Request: drop the change_membership timeout band-aid (544c16c7 + 77d5a861) — IXT #149 removed the I072-hang cause #5

Closed
opened 2026-05-24 18:54:08 +02:00 by buildagent · 3 comments
Member

Request (from the IXT team)

Please drop the change_membership timeout band-aid from ixt-stable and publish a new rev — IXT has now fixed the IXT-side bug it was masking, so the patch should no longer be load-bearing.

The band-aid

Per IXT-FORK.md §A (marked "⚠️ band-aid — see §3"):

  • 544c16c7patch(openraft): Add 60s timeout to change_membership() to fix Mission I072 hang
  • 77d5a861fix(ixt): Configurable membership timeout, proper error type, and safety guards

These wrap each change_membership() step in a configurable timeout (change_membership_timeout_ms, default 60000, 0 = disabled; accessor Config::change_membership_timeout()) and return a new ClientWriteError::MembershipChangeTimeout instead of hanging. It was added because change_membership() hung indefinitely during cluster formation (IXT mission I072).

Why it's now safe to drop

The hang was an IXT-side bug: add_node() promoted a freshly-added learner to voter after a fixed sleep(500ms) — before the learner had caught up to the leader's log tip — so change_membership() then blocked replicating the joint config to a peer that was still far behind, and timed out.
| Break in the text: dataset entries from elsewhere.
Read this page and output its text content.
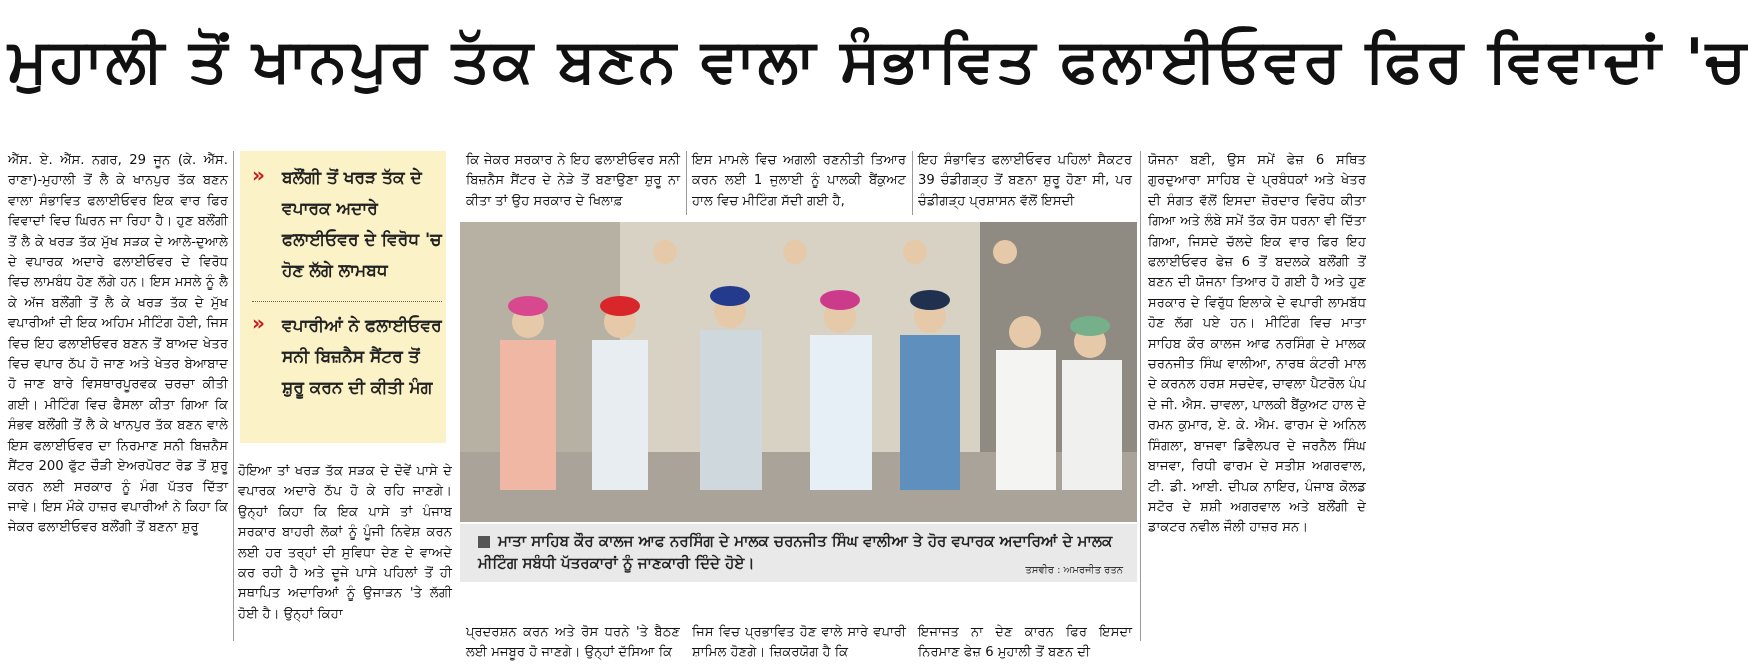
ਮੁਹਾਲੀ ਤੋਂ ਖਾਨਪੁਰ ਤੱਕ ਬਣਨ ਵਾਲਾ ਸੰਭਾਵਿਤ ਫਲਾਈਓਵਰ ਫਿਰ ਵਿਵਾਦਾਂ 'ਚ

ਐੱਸ. ਏ. ਐੱਸ. ਨਗਰ, 29 ਜੂਨ (ਕੇ. ਐੱਸ. ਰਾਣਾ)-ਮੁਹਾਲੀ ਤੋਂ ਲੈ ਕੇ ਖਾਨਪੁਰ ਤੱਕ ਬਣਨ ਵਾਲਾ ਸੰਭਾਵਿਤ ਫਲਾਈਓਵਰ ਇਕ ਵਾਰ ਫਿਰ ਵਿਵਾਦਾਂ ਵਿਚ ਘਿਰਨ ਜਾ ਰਿਹਾ ਹੈ। ਹੁਣ ਬਲੌਂਗੀ ਤੋਂ ਲੈ ਕੇ ਖਰੜ ਤੱਕ ਮੁੱਖ ਸੜਕ ਦੇ ਆਲੇ-ਦੁਆਲੇ ਦੇ ਵਪਾਰਕ ਅਦਾਰੇ ਫਲਾਈਓਵਰ ਦੇ ਵਿਰੋਧ ਵਿਚ ਲਾਮਬੰਧ ਹੋਣ ਲੱਗੇ ਹਨ। ਇਸ ਮਸਲੇ ਨੂੰ ਲੈ ਕੇ ਅੱਜ ਬਲੌਂਗੀ ਤੋਂ ਲੈ ਕੇ ਖਰੜ ਤੱਕ ਦੇ ਮੁੱਖ ਵਪਾਰੀਆਂ ਦੀ ਇਕ ਅਹਿਮ ਮੀਟਿੰਗ ਹੋਈ, ਜਿਸ ਵਿਚ ਇਹ ਫਲਾਈਓਵਰ ਬਣਨ ਤੋਂ ਬਾਅਦ ਖੇਤਰ ਵਿਚ ਵਪਾਰ ਠੱਪ ਹੋ ਜਾਣ ਅਤੇ ਖੇਤਰ ਬੇਆਬਾਦ ਹੋ ਜਾਣ ਬਾਰੇ ਵਿਸਥਾਰਪੂਰਵਕ ਚਰਚਾ ਕੀਤੀ ਗਈ। ਮੀਟਿੰਗ ਵਿਚ ਫੈਸਲਾ ਕੀਤਾ ਗਿਆ ਕਿ ਸੰਭਵ ਬਲੌਂਗੀ ਤੋਂ ਲੈ ਕੇ ਖਾਨਪੁਰ ਤੱਕ ਬਣਨ ਵਾਲੇ ਇਸ ਫਲਾਈਓਵਰ ਦਾ ਨਿਰਮਾਣ ਸਨੀ ਬਿਜ਼ਨੈਸ ਸੈਂਟਰ 200 ਫੁੱਟ ਚੌੜੀ ਏਅਰਪੋਰਟ ਰੋਡ ਤੋਂ ਸ਼ੁਰੂ ਕਰਨ ਲਈ ਸਰਕਾਰ ਨੂੰ ਮੰਗ ਪੱਤਰ ਦਿੱਤਾ ਜਾਵੇ। ਇਸ ਮੌਕੇ ਹਾਜ਼ਰ ਵਪਾਰੀਆਂ ਨੇ ਕਿਹਾ ਕਿ ਜੇਕਰ ਫਲਾਈਓਵਰ ਬਲੌਂਗੀ ਤੋਂ ਬਣਨਾ ਸ਼ੁਰੂ

» ਬਲੌਂਗੀ ਤੋਂ ਖਰੜ ਤੱਕ ਦੇ ਵਪਾਰਕ ਅਦਾਰੇ ਫਲਾਈਓਵਰ ਦੇ ਵਿਰੋਧ 'ਚ ਹੋਣ ਲੱਗੇ ਲਾਮਬਧ
» ਵਪਾਰੀਆਂ ਨੇ ਫਲਾਈਓਵਰ ਸਨੀ ਬਿਜ਼ਨੈਸ ਸੈਂਟਰ ਤੋਂ ਸ਼ੁਰੂ ਕਰਨ ਦੀ ਕੀਤੀ ਮੰਗ

ਕਿ ਜੇਕਰ ਸਰਕਾਰ ਨੇ ਇਹ ਫਲਾਈਓਵਰ ਸਨੀ ਬਿਜ਼ਨੈਸ ਸੈਂਟਰ ਦੇ ਨੇੜੇ ਤੋਂ ਬਣਾਉਣਾ ਸ਼ੁਰੂ ਨਾ ਕੀਤਾ ਤਾਂ ਉਹ ਸਰਕਾਰ ਦੇ ਖਿਲਾਫ਼

ਹੋਇਆ ਤਾਂ ਖਰੜ ਤੱਕ ਸੜਕ ਦੇ ਦੋਵੇਂ ਪਾਸੇ ਦੇ ਵਪਾਰਕ ਅਦਾਰੇ ਠੱਪ ਹੋ ਕੇ ਰਹਿ ਜਾਣਗੇ। ਉਨ੍ਹਾਂ ਕਿਹਾ ਕਿ ਇਕ ਪਾਸੇ ਤਾਂ ਪੰਜਾਬ ਸਰਕਾਰ ਬਾਹਰੀ ਲੋਕਾਂ ਨੂੰ ਪੂੰਜੀ ਨਿਵੇਸ਼ ਕਰਨ ਲਈ ਹਰ ਤਰ੍ਹਾਂ ਦੀ ਸੁਵਿਧਾ ਦੇਣ ਦੇ ਵਾਅਦੇ ਕਰ ਰਹੀ ਹੈ ਅਤੇ ਦੂਜੇ ਪਾਸੇ ਪਹਿਲਾਂ ਤੋਂ ਹੀ ਸਥਾਪਿਤ ਅਦਾਰਿਆਂ ਨੂੰ ਉਜਾੜਨ 'ਤੇ ਲੱਗੀ ਹੋਈ ਹੈ। ਉਨ੍ਹਾਂ ਕਿਹਾ

ਇਸ ਮਾਮਲੇ ਵਿਚ ਅਗਲੀ ਰਣਨੀਤੀ ਤਿਆਰ ਕਰਨ ਲਈ 1 ਜੁਲਾਈ ਨੂੰ ਪਾਲਕੀ ਬੈਂਕੁਅਟ ਹਾਲ ਵਿਚ ਮੀਟਿੰਗ ਸੱਦੀ ਗਈ ਹੈ,

ਇਹ ਸੰਭਾਵਿਤ ਫਲਾਈਓਵਰ ਪਹਿਲਾਂ ਸੈਕਟਰ 39 ਚੰਡੀਗੜ੍ਹ ਤੋਂ ਬਣਨਾ ਸ਼ੁਰੂ ਹੋਣਾ ਸੀ, ਪਰ ਚੰਡੀਗੜ੍ਹ ਪ੍ਰਸ਼ਾਸਨ ਵੱਲੋਂ ਇਸਦੀ

ਯੋਜਨਾ ਬਣੀ, ਉਸ ਸਮੇਂ ਫੇਜ਼ 6 ਸਥਿਤ ਗੁਰਦੁਆਰਾ ਸਾਹਿਬ ਦੇ ਪ੍ਰਬੰਧਕਾਂ ਅਤੇ ਖੇਤਰ ਦੀ ਸੰਗਤ ਵੱਲੋਂ ਇਸਦਾ ਜ਼ੋਰਦਾਰ ਵਿਰੋਧ ਕੀਤਾ ਗਿਆ ਅਤੇ ਲੰਬੇ ਸਮੇਂ ਤੱਕ ਰੋਸ ਧਰਨਾ ਵੀ ਦਿੱਤਾ ਗਿਆ, ਜਿਸਦੇ ਚੱਲਦੇ ਇਕ ਵਾਰ ਫਿਰ ਇਹ ਫਲਾਈਓਵਰ ਫੇਜ਼ 6 ਤੋਂ ਬਦਲਕੇ ਬਲੌਂਗੀ ਤੋਂ ਬਣਨ ਦੀ ਯੋਜਨਾ ਤਿਆਰ ਹੋ ਗਈ ਹੈ ਅਤੇ ਹੁਣ ਸਰਕਾਰ ਦੇ ਵਿਰੁੱਧ ਇਲਾਕੇ ਦੇ ਵਪਾਰੀ ਲਾਮਬੱਧ ਹੋਣ ਲੱਗ ਪਏ ਹਨ। ਮੀਟਿੰਗ ਵਿਚ ਮਾਤਾ ਸਾਹਿਬ ਕੌਰ ਕਾਲਜ ਆਫ ਨਰਸਿੰਗ ਦੇ ਮਾਲਕ ਚਰਨਜੀਤ ਸਿੰਘ ਵਾਲੀਆ, ਨਾਰਥ ਕੰਟਰੀ ਮਾਲ ਦੇ ਕਰਨਲ ਹਰਸ਼ ਸਚਦੇਵ, ਚਾਵਲਾ ਪੈਟਰੋਲ ਪੰਪ ਦੇ ਜੀ. ਐਸ. ਚਾਵਲਾ, ਪਾਲਕੀ ਬੈਂਕੁਅਟ ਹਾਲ ਦੇ ਰਮਨ ਕੁਮਾਰ, ਏ. ਕੇ. ਐਮ. ਫਾਰਮ ਦੇ ਅਨਿਲ ਸਿੰਗਲਾ, ਬਾਜਵਾ ਡਿਵੈਲਪਰ ਦੇ ਜਰਨੈਲ ਸਿੰਘ ਬਾਜਵਾ, ਰਿਧੀ ਫਾਰਮ ਦੇ ਸਤੀਸ਼ ਅਗਰਵਾਲ, ਟੀ. ਡੀ. ਆਈ. ਦੀਪਕ ਨਾਇਰ, ਪੰਜਾਬ ਕੋਲਡ ਸਟੋਰ ਦੇ ਸ਼ਸ਼ੀ ਅਗਰਵਾਲ ਅਤੇ ਬਲੌਂਗੀ ਦੇ ਡਾਕਟਰ ਨਵੀਲ ਜੌਲੀ ਹਾਜ਼ਰ ਸਨ।

ਮਾਤਾ ਸਾਹਿਬ ਕੌਰ ਕਾਲਜ ਆਫ ਨਰਸਿੰਗ ਦੇ ਮਾਲਕ ਚਰਨਜੀਤ ਸਿੰਘ ਵਾਲੀਆ ਤੇ ਹੋਰ ਵਪਾਰਕ ਅਦਾਰਿਆਂ ਦੇ ਮਾਲਕ ਮੀਟਿੰਗ ਸਬੰਧੀ ਪੱਤਰਕਾਰਾਂ ਨੂੰ ਜਾਣਕਾਰੀ ਦਿੰਦੇ ਹੋਏ।	ਤਸਵੀਰ : ਅਮਰਜੀਤ ਰਤਨ

ਪ੍ਰਦਰਸ਼ਨ ਕਰਨ ਅਤੇ ਰੋਸ ਧਰਨੇ 'ਤੇ ਬੈਠਣ ਲਈ ਮਜਬੂਰ ਹੋ ਜਾਣਗੇ। ਉਨ੍ਹਾਂ ਦੱਸਿਆ ਕਿ

ਜਿਸ ਵਿਚ ਪ੍ਰਭਾਵਿਤ ਹੋਣ ਵਾਲੇ ਸਾਰੇ ਵਪਾਰੀ ਸ਼ਾਮਿਲ ਹੋਣਗੇ। ਜ਼ਿਕਰਯੋਗ ਹੈ ਕਿ

ਇਜਾਜਤ ਨਾ ਦੇਣ ਕਾਰਨ ਫਿਰ ਇਸਦਾ ਨਿਰਮਾਣ ਫੇਜ਼ 6 ਮੁਹਾਲੀ ਤੋਂ ਬਣਨ ਦੀ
IXT #149 (merged to h-dv/ixt main, commit 067a1fde) fixes that: add_node() now waits for the learner to catch up (poll replication[new].index >= leader last_log_index, heartbeat-driven, 15s bound, warn+proceed) before calling change_membership() — mirroring the bootstrap promotion policy. With the joint config only proposed once the new voter is caught up, change_membership() completes via normal Raft progress; the I072 hang condition no longer arises.

Post-merge main-integration is green on main (chaos failover 16/16, spawned-process distributed-tests, benchmark) on ixt-stable 590558b8 with this IXT-side fix in place.

What we'd like

  • Revert 544c16c7 + 77d5a861 on ixt-stable (return change_membership() to stock upstream behavior), and publish a new rev for IXT to pin.
  • Or, if you'd prefer to keep it as defensive depth, advise — but our goal here is fork reduction (this is one of the two band-aids called out in IXT mission I196; loosen-follower-log-revert was already dropped via #145).

Safety note

IXT also wraps its own raft.change_membership(...) calls in a tokio::time::timeout (mesh/mod.rs, change_membership_timeout_ms), so IXT will not hang even without the fork's internal timeout — though the semantics differ (the fork patch cleanly aborts a step and returns MembershipChangeTimeout; the IXT wrapper just stops awaiting while RaftCore may continue internally). Your call on whether that materially changes the drop decision.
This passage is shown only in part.